What sorrows are you drowning?

 

 

 

 

Photo credits: “Pink Cup,” by Jess @ Harper Sunday, Unsplash

An early unveiling of the April Poem-a-Day Challenge, Day 2 🥠

Lillian hosts OLN at dVerse and shares an absolutely delightful
April Fool’s Day tale. Come join us! 💝

Posted for Open Link Night #289 @ dVerse Poets Pub

 

40 Replies to “What Sorrows Are You Drowning?”

  1. I love the conversational tone of this….the coming back to the question after the wonderful logic that no one is perfect. You had me with the first three lines….so perfect! Makes me think….we can’t all be lobster bisque, many of us are plain tomato soup…and there’s a reason why for many in the US, tomato soup is known as comfort food!

  2. You got me here:
    “I adore salted caramel donuts;
    especially when in the process of deciphering the genetic structure found
    in the cells of organisms—ha! I am obviously kidding.”

  3. I felt as if you were talking to me in this poem, Sanaa, with the direct address and questions. My favourite lines:
    ‘The marks left behind are more than often scars,
    hot pink against the skin; we can choose to hide them or don them confidently’.
    Those scars don’t have to be external ones, although internal scars are only visible to ourselves.

  4. Do you think about the commonality of human experience?

    Yes! I do! Quite a lot, actually. Have you, by any chance, seen the movie ‘Cloud Atlas’, Sanaa? If not, I recommend it to you 😀

    I loved this poem tremendously.

    Yours,
    David

  5. I’m afraid I went for the “awful rhyme” as I most often do, and heaven help me I’m optimistic. May we all be accepting of our warts and imperfections!

  6. I like the conversational tone of your poem.
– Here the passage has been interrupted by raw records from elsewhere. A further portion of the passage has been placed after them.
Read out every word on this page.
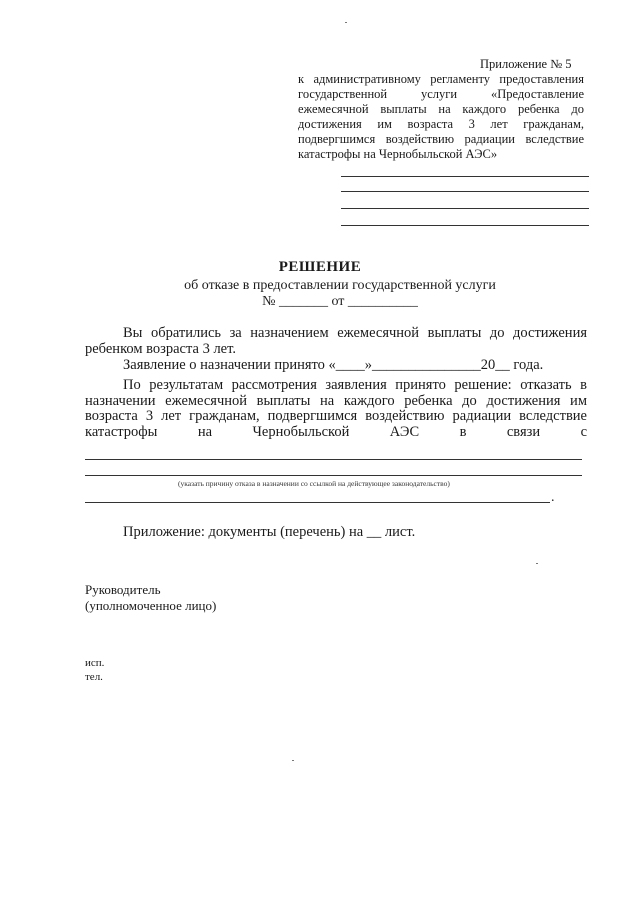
Приложение № 5

к административному регламенту предоставления

государственной услуги «Предоставление

ежемесячной выплаты на каждого ребенка до

достижения им возраста 3 лет гражданам,

подвергшимся воздействию радиации вследствие

катастрофы на Чернобыльской АЭС»

РЕШЕНИЕ
об отказе в предоставлении государственной услуги
№ _______ от __________

Вы обратились за назначением ежемесячной выплаты до достижения ребенком возраста 3 лет.

Заявление о назначении принято «____»_______________20__ года.

По результатам рассмотрения заявления принято решение: отказать в назначении ежемесячной выплаты на каждого ребенка до достижения им возраста 3 лет гражданам, подвергшимся воздействию радиации вследствие катастрофы на Чернобыльской АЭС в связи с

(указать причину отказа в назначении со ссылкой на действующее законодательство)
.
Приложение: документы (перечень) на __ лист.
Руководитель
(уполномоченное лицо)
исп.
тел.
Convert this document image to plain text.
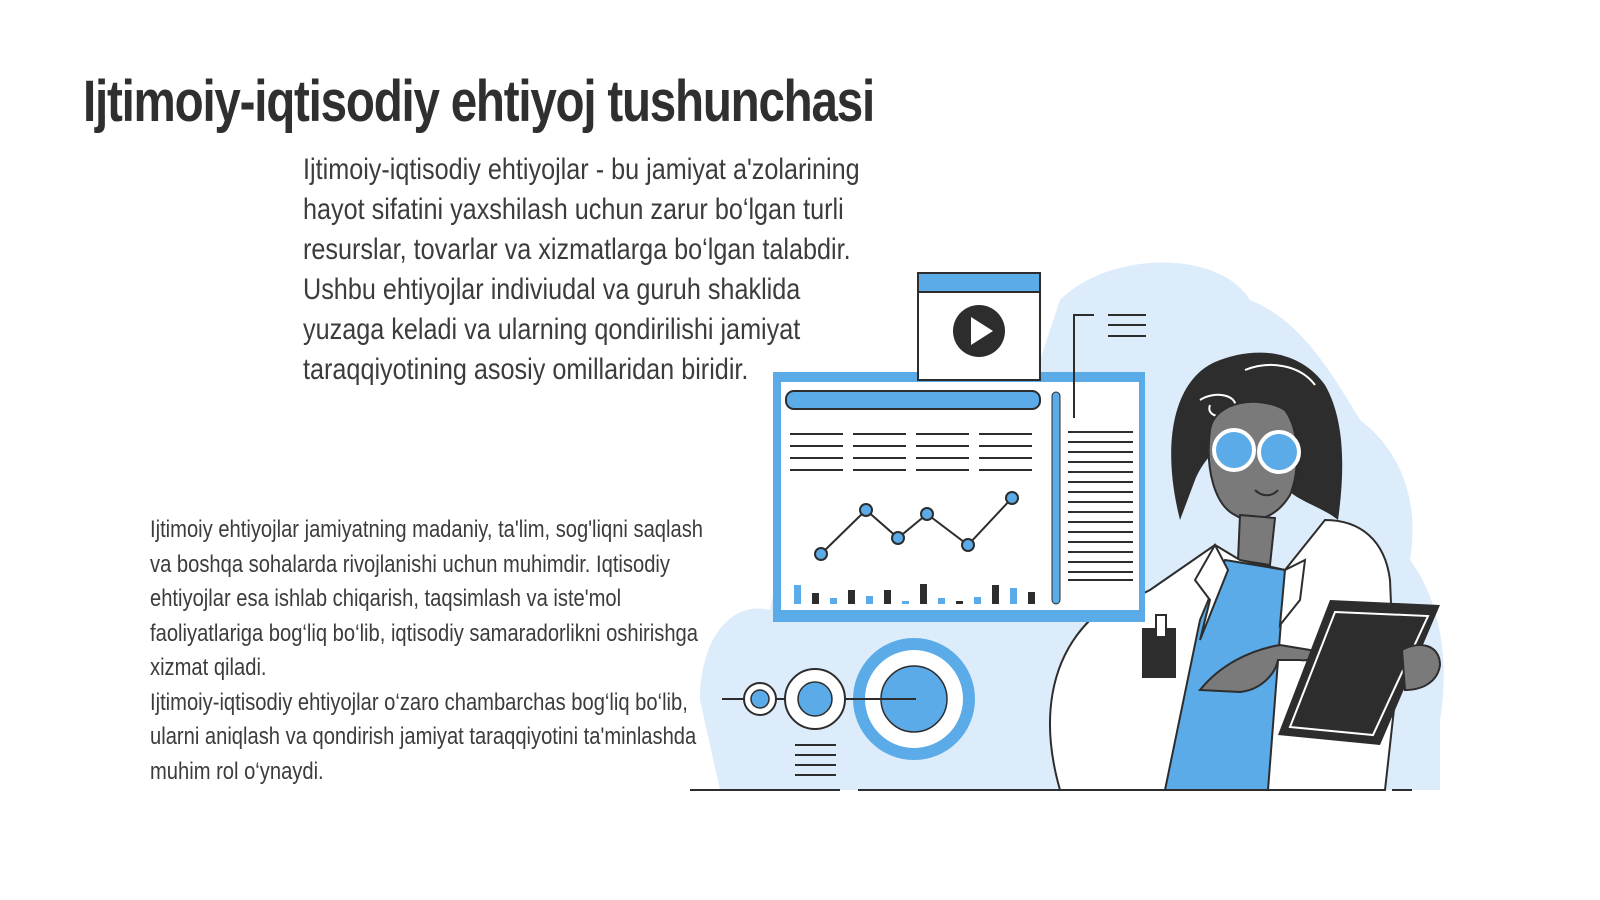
Ijtimoiy-iqtisodiy ehtiyoj tushunchasi

Ijtimoiy-iqtisodiy ehtiyojlar - bu jamiyat a'zolarining hayot sifatini yaxshilash uchun zarur bo‘lgan turli resurslar, tovarlar va xizmatlarga bo‘lgan talabdir. Ushbu ehtiyojlar indiviudal va guruh shaklida yuzaga keladi va ularning qondirilishi jamiyat taraqqiyotining asosiy omillaridan biridir.

Ijtimoiy ehtiyojlar jamiyatning madaniy, ta'lim, sog'liqni saqlash va boshqa sohalarda rivojlanishi uchun muhimdir. Iqtisodiy ehtiyojlar esa ishlab chiqarish, taqsimlash va iste'mol faoliyatlariga bog‘liq bo‘lib, iqtisodiy samaradorlikni oshirishga xizmat qiladi.

Ijtimoiy-iqtisodiy ehtiyojlar o‘zaro chambarchas bog‘liq bo‘lib, ularni aniqlash va qondirish jamiyat taraqqiyotini ta'minlashda muhim rol o‘ynaydi.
About the drowning sorrows, you reminded me of a U2 song, where Bono sings about them but then sings, “my sorrows, they learned to swim.” They also wait, you’re right. Bring them out and give them some fresh air.

  7. Sanaa, a very good poem. I am pasted to the comparison of risotto to lobster, some would say the latter favorable, but the pain in which it is rendered could be unspeakable, so the former might be preferred, and yet I am unsure from the narrator who does speak of high pain. Regardless, well done.

  8. The free verse is like the pain everyone suffers which cannot be pretty — a grain rough and raw against the opioid of easy capitalist consumption. Its where we humans actually live and love, rhyme be damned. Well done.

  9. Such a rich poem of textures, tastes and emotions. Delicious and poignant, with that repeated line ‘What sorrows are you drowning?’

  10. “forgive me,
    I am on the verge of becoming nostalgic; let us be cornier, let loose,
    go for the awful rhyme instead
    of settling for verses immaculate, life my darling, isn’t always pretty,
    isn’t always ideal.”

    I love this.

  11. This reads as though we’re sitting at brunch, chatting in conversation both profound and profane. I too love salted caramel donuts, even without thoughts of genetic structure found in the cells of organisms. 😀

    “I have hardly ever met
    another human devoid of unspeakable pain—
    forgive me,”

    The repetition of the question, drives it home. What sorrows indeed.

  12. Oh how I love the energy and message in your poem … especially “let us be cornier, let loose” … there is a huge smile on my face! Enjoy this Spring Easter weekend.